Mbak Sum datang saat saya sudah bete gonta-ganti asisten terus. Untuk kesabaran itu, mungkin Mbak Sum itulah salah satu berkahnya. Orangnya telaten, asyik diajak mengobrol, jago masak, tidak segan-segan bercanda sama Abil, tenaga kuat dan... serba bisa. Dia bahkan bisa memperbaiki keran bocor dan paham tentang beberapa alat pertukangan. Sigap membantu saya yang panik kala mesin air mati. Maklum, sedang tidak ada suami di rumah.

Waktu itu pun, saya juga kesepian di rumah. Biasanya sibuk di kantor, sekarang di rumah sendirian. Tetangga-tetangga jarang ke luar rumah. Mau main ke rumah mereka, segan. Jadilah saya akrab dengan asisten-asisten RT para tetangga. Tiap sore ikut ke luar bermain bersama anak sulung saya. Masih beranak satu kala itu. Kalau si kakak sudah asyik dengan teman-temannya, saya pun asyik ngerumpi bersama para embak.

Teman saya pernah bertanya, "Gak nyambung 'kan,  mengobrol sama mereka?"

Ya direka-reka saja topiknya. Masa mengobrol tentang diskon di mall atau soal arisan yang jelas-jelas mereka tidak tahu. Sama-sama perempuan, kan? Hal-hal umum seperti anaknya berapa, umur anaknya berapa, saudaranya ada berapa, tinggal di daerah mana, daerah itu tepatnya di mana bisa jadi pembuka pembicaraan. Dari obrolan ringan begini bisa mengalir begitu saja. Asal menempatkan mereka sebagai teman mengobrol sehingga tidak merasa ada jarak karena tidak selevel.

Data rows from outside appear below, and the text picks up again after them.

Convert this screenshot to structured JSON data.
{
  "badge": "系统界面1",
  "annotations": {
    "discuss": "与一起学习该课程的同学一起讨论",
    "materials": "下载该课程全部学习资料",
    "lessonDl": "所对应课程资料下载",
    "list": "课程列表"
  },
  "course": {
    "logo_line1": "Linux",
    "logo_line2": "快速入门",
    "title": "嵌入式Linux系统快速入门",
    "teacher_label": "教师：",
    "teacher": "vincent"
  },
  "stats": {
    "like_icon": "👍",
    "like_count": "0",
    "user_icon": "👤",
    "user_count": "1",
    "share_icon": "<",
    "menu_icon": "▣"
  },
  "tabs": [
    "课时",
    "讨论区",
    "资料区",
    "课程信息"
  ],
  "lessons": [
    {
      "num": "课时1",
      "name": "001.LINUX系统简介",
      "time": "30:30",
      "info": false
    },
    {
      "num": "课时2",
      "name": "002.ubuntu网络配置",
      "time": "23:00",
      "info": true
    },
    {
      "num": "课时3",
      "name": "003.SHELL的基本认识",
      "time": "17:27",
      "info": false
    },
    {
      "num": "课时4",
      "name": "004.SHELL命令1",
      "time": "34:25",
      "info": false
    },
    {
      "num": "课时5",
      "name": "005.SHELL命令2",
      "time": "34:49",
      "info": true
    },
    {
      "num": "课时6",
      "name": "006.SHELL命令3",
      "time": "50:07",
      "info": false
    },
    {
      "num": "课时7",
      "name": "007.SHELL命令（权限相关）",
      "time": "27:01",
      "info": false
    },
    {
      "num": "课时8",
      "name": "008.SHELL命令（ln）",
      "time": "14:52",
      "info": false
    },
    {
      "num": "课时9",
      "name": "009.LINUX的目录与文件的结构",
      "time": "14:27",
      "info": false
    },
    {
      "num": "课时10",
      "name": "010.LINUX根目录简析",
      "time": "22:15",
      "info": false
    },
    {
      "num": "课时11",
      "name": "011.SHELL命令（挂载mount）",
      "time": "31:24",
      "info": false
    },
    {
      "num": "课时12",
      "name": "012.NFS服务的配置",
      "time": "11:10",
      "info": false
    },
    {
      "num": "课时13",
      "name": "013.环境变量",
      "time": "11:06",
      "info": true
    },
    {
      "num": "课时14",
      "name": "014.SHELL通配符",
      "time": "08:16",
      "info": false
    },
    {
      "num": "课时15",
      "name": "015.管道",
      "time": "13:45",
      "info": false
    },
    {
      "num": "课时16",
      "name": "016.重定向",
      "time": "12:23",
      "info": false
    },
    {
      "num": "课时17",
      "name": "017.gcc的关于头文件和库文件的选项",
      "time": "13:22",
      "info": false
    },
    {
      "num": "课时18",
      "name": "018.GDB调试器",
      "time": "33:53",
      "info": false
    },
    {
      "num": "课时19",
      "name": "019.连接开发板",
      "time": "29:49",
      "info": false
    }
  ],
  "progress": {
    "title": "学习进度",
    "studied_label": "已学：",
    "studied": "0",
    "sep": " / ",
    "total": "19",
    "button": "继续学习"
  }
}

Saya menghindari obrolan yang merembet ngomongin majikan masing-masing. Lebih baik kalau  kita yang yang aktif bertanya hal-hal menyangkut mereka di luar urusan majikan. Dari situ jadi banyak belajar. Mengingat saya sebenarnya kurang suka ditinggal suami.

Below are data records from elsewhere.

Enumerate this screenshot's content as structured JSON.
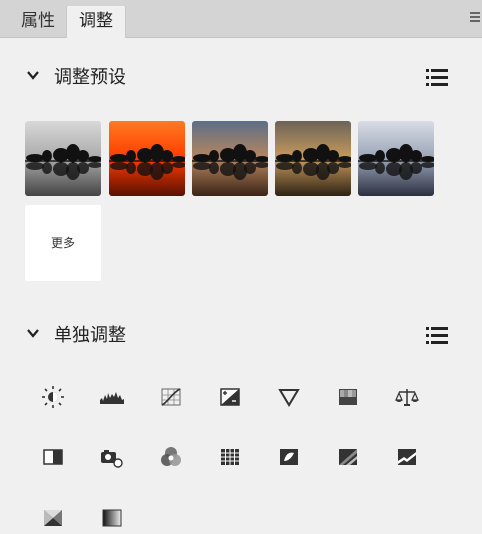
{
  "tabs": [
    {
      "label": "属性",
      "active": false
    },
    {
      "label": "调整",
      "active": true
    }
  ],
  "presets_section": {
    "title": "调整预设",
    "thumbnails": [
      "灰度",
      "日落",
      "暖色",
      "复古",
      "冷色"
    ],
    "more_label": "更多"
  },
  "individual_section": {
    "title": "单独调整",
    "row1": [
      "brightness-contrast-icon",
      "levels-icon",
      "curves-icon",
      "exposure-icon",
      "vibrance-icon",
      "hue-saturation-icon",
      "color-balance-icon"
    ],
    "row2": [
      "black-white-icon",
      "photo-filter-icon",
      "channel-mixer-icon",
      "color-lookup-icon",
      "invert-icon",
      "posterize-icon",
      "threshold-icon"
    ],
    "row3": [
      "selective-color-icon",
      "gradient-map-icon"
    ]
  },
  "colors": {
    "panel_bg": "#f0f0f0",
    "tab_bar": "#d4d4d4",
    "icon": "#333333"
  }
}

Mereka juga ditinggal suami, dalam artian dicerai atau disia-siakan. Sementara saya, walau suami sedang jauh, saya tidak kekurangan materi. Suami mereka pergi, anak ditinggal bersama mereka. Kadang saya tak habis pikir, bagaimana mereka yang digaji ratusan ribu rupiah bisa mengongkosi anak-anaknya yang bisa dua bahkan tiga orang. Hebatnya lagi, mereka berceloteh biasa saja. Seakan hal itu bukan hal yang berat.

Lama-lama untuk asisten RT yang usia remaja dan suka sibuk main ponsel saat menjaga anak majikan, saya sedikit memaklumi. Padahal dulu juga suka kesal sih. Terpikir lagi: ah, saya pun pernah muda. Beruntung sekali hidup saya, di usia 17 berseragam sekolah dan bermain dengan teman-teman sebaya. Bisik-bisik sambil cekikikan kalau kecengan lewat.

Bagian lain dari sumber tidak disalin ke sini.